New boss Gallagher lays down gauntlet to Erne squad
Fermanagh manager Rory Gallagher has described how an approach from the players was enough to convince him to take over the Erne County hotseat from Pete McGrath.
Fermanagh ended the season on a low note, being beaten by Monaghan and Armagh in the Championship by double figures.
And worse was to come when, in a show of player power, manager Pete McGrath learned his position was untenable as a significant number of players would not turn out for him in 2018, having already been re-appointed.
While this was all going down, Gallagher had brought to an end his seven year involvement with Donegal county teams, the highlight of which was the All-Ireland title of 2012 as he assisted then-manager Jim McGuinness.
"I made my decision on Donegal and I was looking forward to a bit of downtime and I had no real plan," Gallagher says.
"A couple of things came in and I was going on holiday. Fermanagh had touched base and I had a think about it while I was away on holidays. Then I just met up with the committee and that was it really."
The move seemed unlikely as he ended his attachment to Donegal but, as he explains, "I decided, being from Fermanagh, it would be something I would do once in my life so maybe now is the time to do it."
Having suffered relegation to Division Three and two heavy Championship defeats in 2017, the job may seem less than tempting, but Gallagher, who played seven seasons for the Erne County having made his debut as a 16-year-old in the National League in 1996, believes the talent is there, even allowing for a freakish rate of player turnover in such a small county.
The Belleek native said: "I would have to say, having studied Fermanagh prior to 2016 with Donegal it was likely we would meet them and we did beat them. But I thought Fermanagh were operating at a high enough level and then watching their game against Mayo.
"Things didn't go as they would have liked in 2017 but, either way, they feel there is more in them and when players are saying that, I see that as a challenge now for myself and the management team.
"People say, 'do you set targets?' And no, you set targets to improve.
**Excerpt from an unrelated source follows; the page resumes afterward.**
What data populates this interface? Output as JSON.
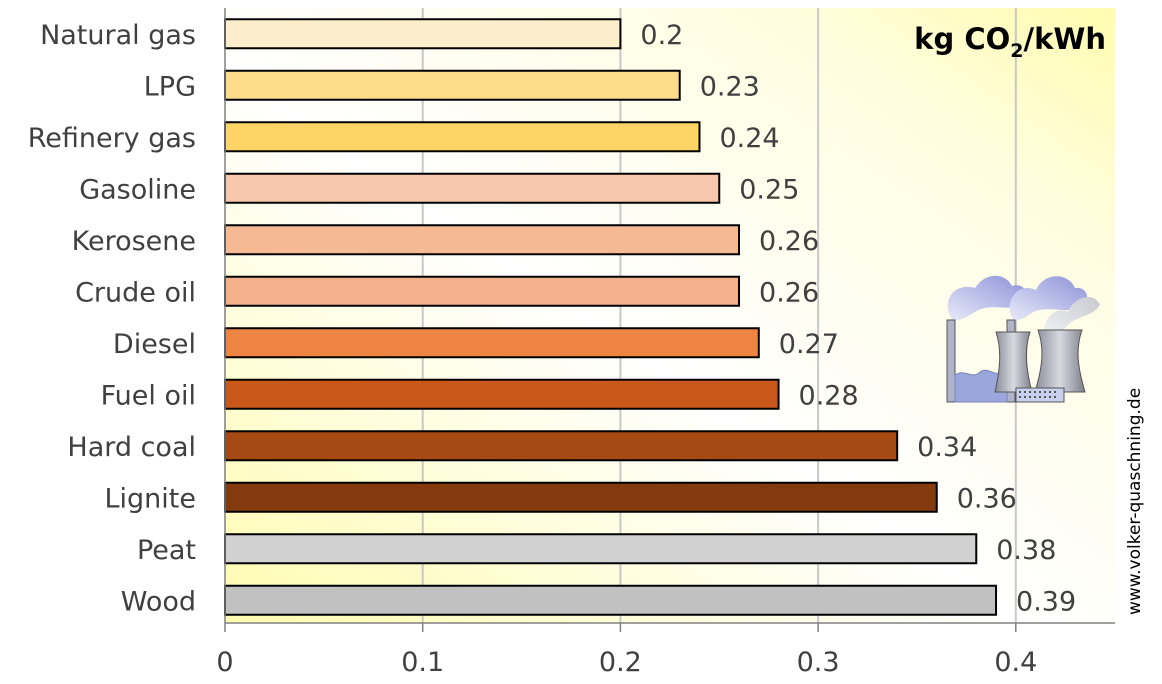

You obviously want to improve each player and want to improve the group collectively and see where that will take you."
Already Gallagher has made an impression, naming an eye-catching backroom team including former Tyrone All-Ireland winner Ryan McMenamin along with his brother Ronan and former team mate Shane McCabe. The quartet is probably the freshest inter-county management team in Ireland with none of them in the forties yet.
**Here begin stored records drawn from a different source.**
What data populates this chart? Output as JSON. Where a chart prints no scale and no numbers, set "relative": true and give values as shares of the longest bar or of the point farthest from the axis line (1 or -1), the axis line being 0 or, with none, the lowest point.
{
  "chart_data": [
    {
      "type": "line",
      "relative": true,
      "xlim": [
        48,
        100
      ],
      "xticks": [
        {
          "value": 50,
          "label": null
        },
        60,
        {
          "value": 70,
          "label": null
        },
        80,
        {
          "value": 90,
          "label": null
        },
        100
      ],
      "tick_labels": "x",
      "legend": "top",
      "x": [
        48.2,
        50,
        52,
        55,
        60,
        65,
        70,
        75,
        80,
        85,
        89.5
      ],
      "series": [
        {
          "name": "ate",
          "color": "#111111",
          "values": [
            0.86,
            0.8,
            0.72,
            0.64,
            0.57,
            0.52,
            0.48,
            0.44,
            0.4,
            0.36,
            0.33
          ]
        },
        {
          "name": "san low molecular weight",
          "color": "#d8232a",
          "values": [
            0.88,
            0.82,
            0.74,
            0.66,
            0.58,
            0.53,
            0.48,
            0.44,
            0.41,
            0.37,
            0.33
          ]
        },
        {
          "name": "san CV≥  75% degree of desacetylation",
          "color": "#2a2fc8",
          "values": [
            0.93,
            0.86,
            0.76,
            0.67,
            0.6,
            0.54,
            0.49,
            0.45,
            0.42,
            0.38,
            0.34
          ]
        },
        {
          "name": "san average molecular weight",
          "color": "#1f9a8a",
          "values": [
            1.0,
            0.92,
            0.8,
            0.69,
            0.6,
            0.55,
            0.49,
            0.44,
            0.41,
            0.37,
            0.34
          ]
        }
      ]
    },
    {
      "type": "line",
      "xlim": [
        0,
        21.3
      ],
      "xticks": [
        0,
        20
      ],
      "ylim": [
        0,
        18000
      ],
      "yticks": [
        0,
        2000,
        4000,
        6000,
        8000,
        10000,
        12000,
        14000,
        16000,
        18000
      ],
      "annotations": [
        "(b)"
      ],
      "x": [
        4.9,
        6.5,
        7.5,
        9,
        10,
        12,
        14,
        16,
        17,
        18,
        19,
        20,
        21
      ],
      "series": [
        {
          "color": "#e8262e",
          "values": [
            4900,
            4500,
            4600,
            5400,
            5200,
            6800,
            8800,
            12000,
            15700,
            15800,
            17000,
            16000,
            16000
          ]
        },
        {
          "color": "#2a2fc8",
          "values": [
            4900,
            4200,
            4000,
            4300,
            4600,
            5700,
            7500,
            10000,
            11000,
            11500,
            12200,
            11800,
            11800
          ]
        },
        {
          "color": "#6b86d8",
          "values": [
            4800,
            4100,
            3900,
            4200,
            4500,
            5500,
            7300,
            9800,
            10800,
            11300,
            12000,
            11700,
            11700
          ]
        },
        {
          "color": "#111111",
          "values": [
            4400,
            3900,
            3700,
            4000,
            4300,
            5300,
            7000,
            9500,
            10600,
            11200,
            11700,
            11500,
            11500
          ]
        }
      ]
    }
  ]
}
For now, Gallagher is not indulging talk of targets and what would represent progress, but points out: "In the last seven years, Fermanagh have only won Ulster Championship matches against Antrim and that's something we need to achieve - to become more competitive.
"From now to the start of the National League, I want to make sure we prepare better than anybody else in the country."
He continues: "We as a group need to knuckle down, work very hard, train smart and arrive at the start of the league.
"And then we need to arrive at the start of the league. Then we will push on to arrive at the start of the Championship.
"For any player in the panel, commit to it, improve, and after that I will have a better idea of where we are at."
The surprise over Gallagher's appointment is related to how his relationship has not always been harmonious with the Fermanagh county board.
However, the board have been delighted with their appointment and deserve credit for their recent track record in recruiting Pete McGrath and before that Peter Canavan.
However, a county such as Fermanagh can struggle with logistics, something Gallagher did not duck when asked about his previous opposition to a lack of ambition or planning for success.
It's something that he struggled against as a player in his time.
"That has been there for many years," he downplays.
"Now I am in a position of control, I feel, on how the team trains, how they prepare. I feel that's the huge challenge for me because we don't have the massive resources so it is a huge challenge. And every player that is good enough to play in the panel is absolutely crucial.
"It's up to me to provide an environment that gets the absolute best out of them."
He also sent out his own challenge to the players, including the recalled Seamus Quigley, adding: "But I would also say it's up to the players to decide how badly they want to improve.
"Management don't have a magic wand, but we can convince them we provide a set-up that will enable them to become the best they can be, and that's the challenge now for the boys. What are they prepared to do.
"I'm looking forward to seeing that between now and the start of the National League."